CVE-2026-41706

Vulnerability

Spring Security's CookieRequestCache and CookieServerRequestCache store the pre-authentication request URL in a browser cookie. In affected versions, the full absolute URL is stored and used without validation as the post-login redirect target. This affects Spring Security versions 5.7.0 through 5.7.23, 5.8.0 through 5.8.25, 6.3.0 through 6.3.16, 6.4.0 through 6.4.16, 6.5.0 through 6.5.10, and 7.0.0 through 7.0.5 [1].

Exploitation

An application is vulnerable if it uses CookieRequestCache or CookieServerRequestCache and an attacker can influence the REDIRECT_URI cookie.
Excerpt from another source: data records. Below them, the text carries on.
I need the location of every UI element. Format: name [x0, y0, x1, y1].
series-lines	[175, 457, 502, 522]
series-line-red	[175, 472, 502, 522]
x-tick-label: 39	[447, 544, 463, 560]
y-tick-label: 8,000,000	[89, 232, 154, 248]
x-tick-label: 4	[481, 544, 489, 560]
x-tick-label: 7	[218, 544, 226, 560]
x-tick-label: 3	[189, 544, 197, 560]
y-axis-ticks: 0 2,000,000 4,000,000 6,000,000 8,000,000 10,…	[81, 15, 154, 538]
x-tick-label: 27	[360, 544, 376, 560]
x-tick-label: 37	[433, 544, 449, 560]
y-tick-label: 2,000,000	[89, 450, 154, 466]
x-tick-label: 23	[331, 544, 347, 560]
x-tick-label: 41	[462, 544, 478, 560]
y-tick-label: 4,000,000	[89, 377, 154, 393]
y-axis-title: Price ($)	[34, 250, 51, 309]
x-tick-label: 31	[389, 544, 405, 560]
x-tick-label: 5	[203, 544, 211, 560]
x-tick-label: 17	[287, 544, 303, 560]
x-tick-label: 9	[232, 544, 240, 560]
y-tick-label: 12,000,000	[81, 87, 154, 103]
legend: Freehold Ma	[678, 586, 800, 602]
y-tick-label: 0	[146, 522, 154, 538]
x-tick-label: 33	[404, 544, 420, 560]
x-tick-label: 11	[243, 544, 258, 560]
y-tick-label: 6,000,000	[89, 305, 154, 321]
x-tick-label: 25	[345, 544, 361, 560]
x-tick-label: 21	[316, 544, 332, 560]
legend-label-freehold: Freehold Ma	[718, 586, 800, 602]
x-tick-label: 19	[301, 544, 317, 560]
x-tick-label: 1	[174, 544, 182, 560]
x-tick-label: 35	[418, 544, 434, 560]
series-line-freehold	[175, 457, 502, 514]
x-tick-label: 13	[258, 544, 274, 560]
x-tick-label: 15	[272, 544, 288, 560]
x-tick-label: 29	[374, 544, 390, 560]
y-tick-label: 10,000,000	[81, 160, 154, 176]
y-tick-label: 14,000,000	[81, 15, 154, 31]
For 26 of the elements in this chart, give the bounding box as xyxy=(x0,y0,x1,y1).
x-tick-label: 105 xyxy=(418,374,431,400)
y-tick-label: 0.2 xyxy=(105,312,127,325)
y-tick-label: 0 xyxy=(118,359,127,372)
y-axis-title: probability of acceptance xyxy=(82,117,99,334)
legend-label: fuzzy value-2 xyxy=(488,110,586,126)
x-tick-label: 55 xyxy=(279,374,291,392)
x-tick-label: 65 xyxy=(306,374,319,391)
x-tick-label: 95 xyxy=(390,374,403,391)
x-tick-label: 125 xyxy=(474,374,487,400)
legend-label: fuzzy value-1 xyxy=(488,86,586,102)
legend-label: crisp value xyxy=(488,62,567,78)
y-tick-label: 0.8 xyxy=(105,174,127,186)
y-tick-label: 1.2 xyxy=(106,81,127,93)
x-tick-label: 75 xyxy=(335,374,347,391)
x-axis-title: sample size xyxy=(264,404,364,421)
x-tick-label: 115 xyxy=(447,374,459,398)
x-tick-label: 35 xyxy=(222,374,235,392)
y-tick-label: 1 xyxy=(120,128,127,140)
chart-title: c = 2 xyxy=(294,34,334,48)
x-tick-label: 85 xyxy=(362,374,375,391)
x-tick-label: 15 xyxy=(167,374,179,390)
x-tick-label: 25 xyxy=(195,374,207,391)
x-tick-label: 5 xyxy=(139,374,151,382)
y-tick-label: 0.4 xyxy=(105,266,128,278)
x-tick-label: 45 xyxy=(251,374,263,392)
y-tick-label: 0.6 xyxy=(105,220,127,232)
This influence can be achieved through methods like cookie injection via a related subdomain, an HTTP response splitting attack, or a protocol downgrade from HTTPS to HTTP. An attacker needs to manipulate the cookie value before the user is redirected post-login [1].

Impact

When exploited, an attacker can cause an authenticated user to be redirected to an attacker-controlled URL immediately after a successful login. This can enable phishing attacks by tricking users into visiting malicious sites while appearing to be on a legitimate application [1].

Mitigation

Users of affected versions should upgrade to the corresponding fixed versions: 5.7.24, 5.8.26, 6.3.17, 6.4.17, 6.5.11, or 7.0.6. No further mitigation steps are necessary [1].